Now back to the real world. My doggie missed me like crazy despite visits from my son and mother he refused to eat. We missed him too. The cat is less fussy.
It will be nice to sleep in my own bed tonight. There truly is no place like home.
Friday, June 01, 2007
Kahlil Gibran: three by him, one, Beloved Prophet, was so difficult to find as it had not been published in many years. It took me two years searching before I located it in a rare book store in another state. it contains his love letters to the woman he loved, Mary Haskell. I have been fascinated with him since first reading The Prophet as a teenager. Some of that book contains quotes that I frequently use. I love his mind. Other books are by Anna Quindlen. Her essays in the New York Times were outstanding. She can open anyone's mind by using logic. Three books are by an author most of you never heard of, Laurel Lee. When I was being treated for Hodgkin's Disease in 1977 she wrote an article that appeared in a woman's magazine along with her ink drawings. She was living the life of a hippie (not so different from mine) with two young children. While pregnant with her third she developed a horrible cough which was diagnosed as Hodkin's Disease. She refused a late term abortion as the doctors begged her to have it. She later gave birth to a healthy daughter and published her diary of the ordeal, Walking Through the Fire. A TV movie was later made of it, but it did not do the book justice. Laurel has an uncanny sense of humor and her drawings make it rich. I do not know what became of her.
I do know that her books are two of my prize possessions.

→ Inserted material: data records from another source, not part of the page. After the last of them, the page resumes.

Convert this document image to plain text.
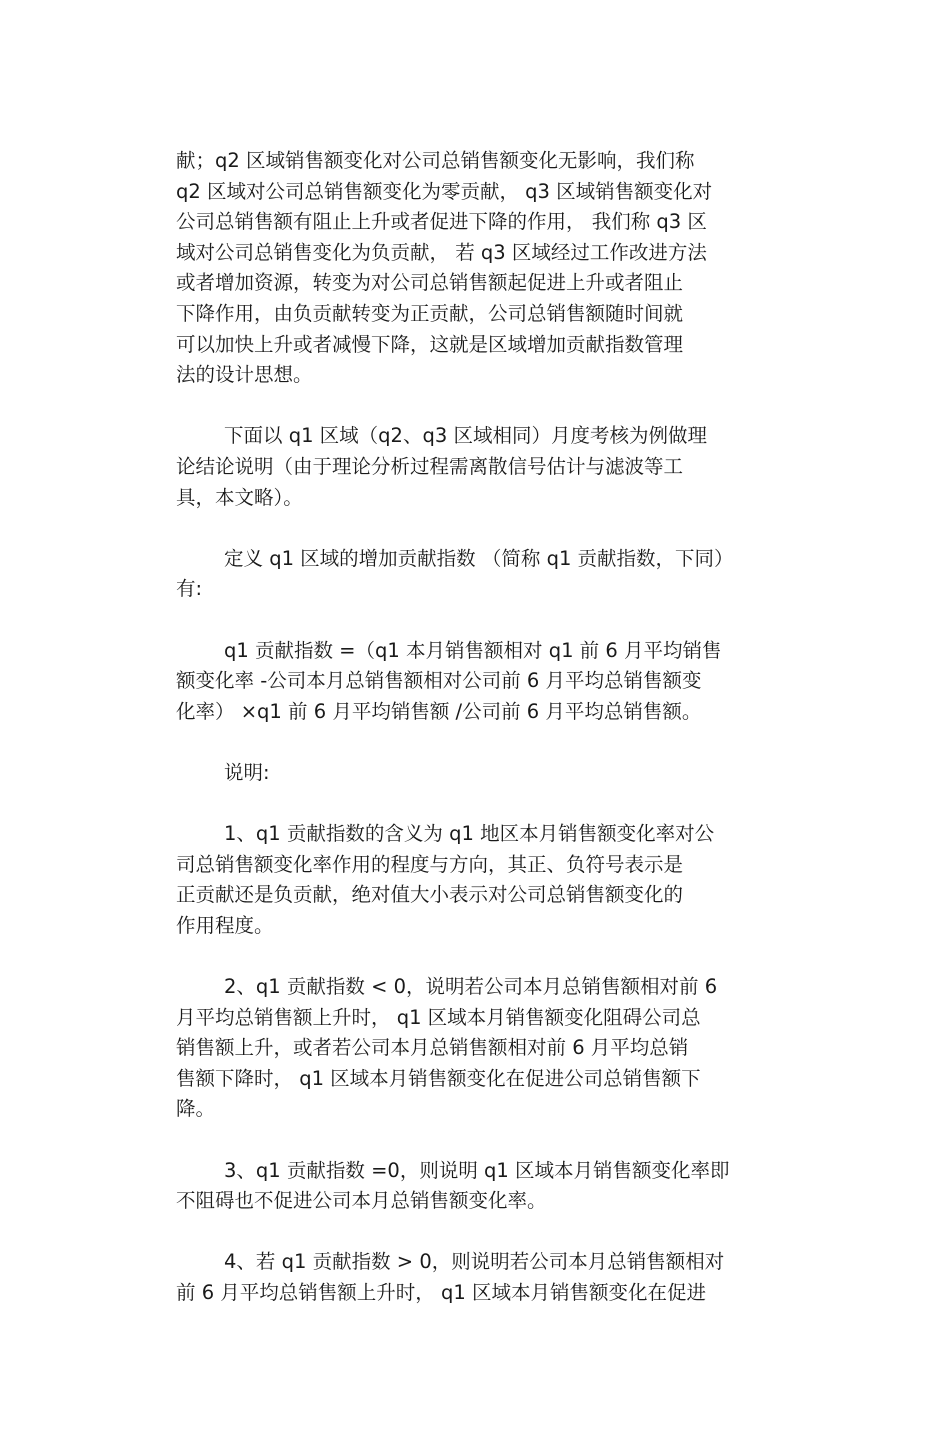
献；q2 区域销售额变化对公司总销售额变化无影响，我们称
q2 区域对公司总销售额变化为零贡献， q3 区域销售额变化对
公司总销售额有阻止上升或者促进下降的作用， 我们称 q3 区
域对公司总销售变化为负贡献， 若 q3 区域经过工作改进方法
或者增加资源，转变为对公司总销售额起促进上升或者阻止
下降作用，由负贡献转变为正贡献，公司总销售额随时间就
可以加快上升或者减慢下降，这就是区域增加贡献指数管理
法的设计思想。

下面以 q1 区域（q2、q3 区域相同）月度考核为例做理
论结论说明（由于理论分析过程需离散信号估计与滤波等工
具，本文略）。

定义 q1 区域的增加贡献指数 （简称 q1 贡献指数，下同）
有:

q1 贡献指数 =（q1 本月销售额相对 q1 前 6 月平均销售
额变化率 -公司本月总销售额相对公司前 6 月平均总销售额变
化率） ×q1 前 6 月平均销售额 /公司前 6 月平均总销售额。

说明:

1、q1 贡献指数的含义为 q1 地区本月销售额变化率对公
司总销售额变化率作用的程度与方向，其正、负符号表示是
正贡献还是负贡献，绝对值大小表示对公司总销售额变化的
作用程度。

2、q1 贡献指数 < 0，说明若公司本月总销售额相对前 6
月平均总销售额上升时， q1 区域本月销售额变化阻碍公司总
销售额上升，或者若公司本月总销售额相对前 6 月平均总销
售额下降时， q1 区域本月销售额变化在促进公司总销售额下
降。

3、q1 贡献指数 =0，则说明 q1 区域本月销售额变化率即
不阻碍也不促进公司本月总销售额变化率。

4、若 q1 贡献指数 > 0，则说明若公司本月总销售额相对
前 6 月平均总销售额上升时， q1 区域本月销售额变化在促进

I stopped here and went to Google her name. I simply cannot believe that I never thought to do that. I just learned that she died August 2004 from pancreatic cancer after fighting it for a year I am so saddened by that but joyful that she left behind three children and four grandchildren.
The fact is that she died at 58 but she lived each day after her cancer diagnosis at age 29 with such joy and appreciation. Her dream was to live long enough to see her children independent and she achieved that. I hate knowing that she is gone because of all the days and nights that I wrestled with the demons of fear. I knew that she was out there doing the same and overcoming them. Thank you Laurel for all the hope that you gave me for all those years. Rest in peace. I have one last book of hers to purchse, Tapestry the Journal of Laurel Lee.
I have other books........they are my friends. Sometimes on a bad night they help me. I have one book that is unread. I purchased it a few years ago and I simply cannot get through it. I refuse to get rid of it and I just know that one day I will get through it, One Hundred Years of Solitude. My new favorite read are books by Jodi Picoult. If you haven't read My Sister's Keeper, you must. I am eagerly waiting to read her latest. Hoping it comes out in paperbook soon!